Le préfet de région Stéphane Bouillon a affirmé ce mardi que les habitations des zones touchées par les importants incendies de Vitrolles/Rognac le 10 août dernier ne sont pas menacées par "un risque accru" d'éboulement ou de coulées de boue. 

Les habitations des zones touchées par les importants incendies de Vitrolles/Rognac le 10 août ne sont pas menacées par "un risque accru" d'éboulement ou de coulées de boue, a affirmé mardi le préfet de la région Paca, Stéphane Bouillon.

"Il n'y a pas de déstabilisation profonde de la roche" suite à l'incendie, a affirmé le préfet lors d'une conférence de presse. La probabilité de chutes de blocs de pierre depuis les falaises et les collines n'est "pas accrue par le feu", a-t-il ajouté.

1.500 maisons touchées, 30 détruites

L'incendie du 10 août, qui a ravagé plus de 3.000 hectares et touché 1.500 maisons dont 30 ont été détruites, a cependant endommagé certains dispositifs présents pour retenir les roches, qui ont été identifiés et seront réparés, a encore poursuivi le préfet. Concernant le risque de coulée de boue provoqué par les amas de cendres qui pourraient
être emportés en cas de fortes pluies, Stéphane Bouillon a assuré que seules "de petites coulées" pourraient survenir, qui pourraient "âbimer" les maisons mais pas les menacer.

L'Etat a confié à l'Office national des forêts (ONF) une étude sur les cinq bassins-versants concernés par les coulées de boue, afin de lancer les travaux nécessaires "dès
les prochaines semaines". 


Lutte contre le non-débroussaillage 

Le préfet a rappelé que les 30 habitations détruites par les flammes le 10 août étaient "entourées de broussailles", et engagera à l'automne, en lien avec les maires, "une campagne de lutte contre le non-débroussaillage".

Il faut faire en sorte que la loi soit appliquée partout, que les gens comprennent qu'ils prennent un risque non seulement pour eux mais pour leurs voisins",


a-t-il insisté.

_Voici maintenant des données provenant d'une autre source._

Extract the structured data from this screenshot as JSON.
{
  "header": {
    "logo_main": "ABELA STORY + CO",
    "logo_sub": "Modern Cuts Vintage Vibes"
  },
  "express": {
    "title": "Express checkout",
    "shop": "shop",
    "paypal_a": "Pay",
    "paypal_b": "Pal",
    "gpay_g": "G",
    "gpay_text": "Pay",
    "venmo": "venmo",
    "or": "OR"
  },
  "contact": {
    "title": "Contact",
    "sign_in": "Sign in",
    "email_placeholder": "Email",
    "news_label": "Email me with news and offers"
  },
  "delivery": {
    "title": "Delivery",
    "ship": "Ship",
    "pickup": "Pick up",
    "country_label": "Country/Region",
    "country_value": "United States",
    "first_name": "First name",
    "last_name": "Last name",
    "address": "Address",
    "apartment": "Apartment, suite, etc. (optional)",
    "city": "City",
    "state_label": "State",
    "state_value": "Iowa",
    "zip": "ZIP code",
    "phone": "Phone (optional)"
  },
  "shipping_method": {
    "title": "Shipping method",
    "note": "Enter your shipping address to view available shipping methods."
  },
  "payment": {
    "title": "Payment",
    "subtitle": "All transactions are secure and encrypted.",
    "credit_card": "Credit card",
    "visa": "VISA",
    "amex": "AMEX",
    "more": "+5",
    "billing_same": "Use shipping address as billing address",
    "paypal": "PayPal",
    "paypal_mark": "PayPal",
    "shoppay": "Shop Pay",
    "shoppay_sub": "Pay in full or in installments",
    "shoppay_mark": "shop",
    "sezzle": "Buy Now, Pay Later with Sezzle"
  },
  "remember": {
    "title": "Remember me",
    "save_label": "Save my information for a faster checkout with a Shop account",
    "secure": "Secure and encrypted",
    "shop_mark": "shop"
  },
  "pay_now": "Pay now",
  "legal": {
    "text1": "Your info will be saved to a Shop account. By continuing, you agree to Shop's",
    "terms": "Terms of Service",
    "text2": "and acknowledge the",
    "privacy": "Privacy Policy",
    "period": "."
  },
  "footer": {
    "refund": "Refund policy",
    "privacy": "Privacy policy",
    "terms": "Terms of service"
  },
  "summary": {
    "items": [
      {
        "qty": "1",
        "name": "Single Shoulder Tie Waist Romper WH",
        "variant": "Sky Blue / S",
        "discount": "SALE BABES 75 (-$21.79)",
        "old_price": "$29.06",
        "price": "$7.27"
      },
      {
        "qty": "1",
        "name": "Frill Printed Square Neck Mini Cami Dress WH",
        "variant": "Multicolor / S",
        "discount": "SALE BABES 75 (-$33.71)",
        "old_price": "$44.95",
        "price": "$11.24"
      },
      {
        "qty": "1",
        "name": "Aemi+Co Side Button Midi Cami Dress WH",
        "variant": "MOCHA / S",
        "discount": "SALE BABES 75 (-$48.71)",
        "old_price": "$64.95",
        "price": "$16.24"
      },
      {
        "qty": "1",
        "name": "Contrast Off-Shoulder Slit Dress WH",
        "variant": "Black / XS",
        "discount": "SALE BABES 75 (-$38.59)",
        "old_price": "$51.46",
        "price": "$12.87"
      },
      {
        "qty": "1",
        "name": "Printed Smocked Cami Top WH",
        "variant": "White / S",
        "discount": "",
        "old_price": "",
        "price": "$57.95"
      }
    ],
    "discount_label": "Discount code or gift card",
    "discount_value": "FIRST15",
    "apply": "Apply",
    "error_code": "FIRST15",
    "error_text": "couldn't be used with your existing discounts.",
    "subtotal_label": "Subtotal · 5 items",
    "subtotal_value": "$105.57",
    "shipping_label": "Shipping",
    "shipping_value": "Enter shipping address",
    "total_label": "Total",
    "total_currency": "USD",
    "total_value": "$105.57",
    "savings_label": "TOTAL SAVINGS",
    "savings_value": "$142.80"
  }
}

Il a ajouté que les propriétaires récalcitrants se verraient imposer un débroussaillage par les services de l'Etat, "à leurs frais"La vie ne reviendra que très lentement dans les zones incendiées, a averti Hervé Llamas de l'ONF, pour qui "la faune a complètement disparu, et les arbres ne repousseront que dans 3-4 ans au plus tôt".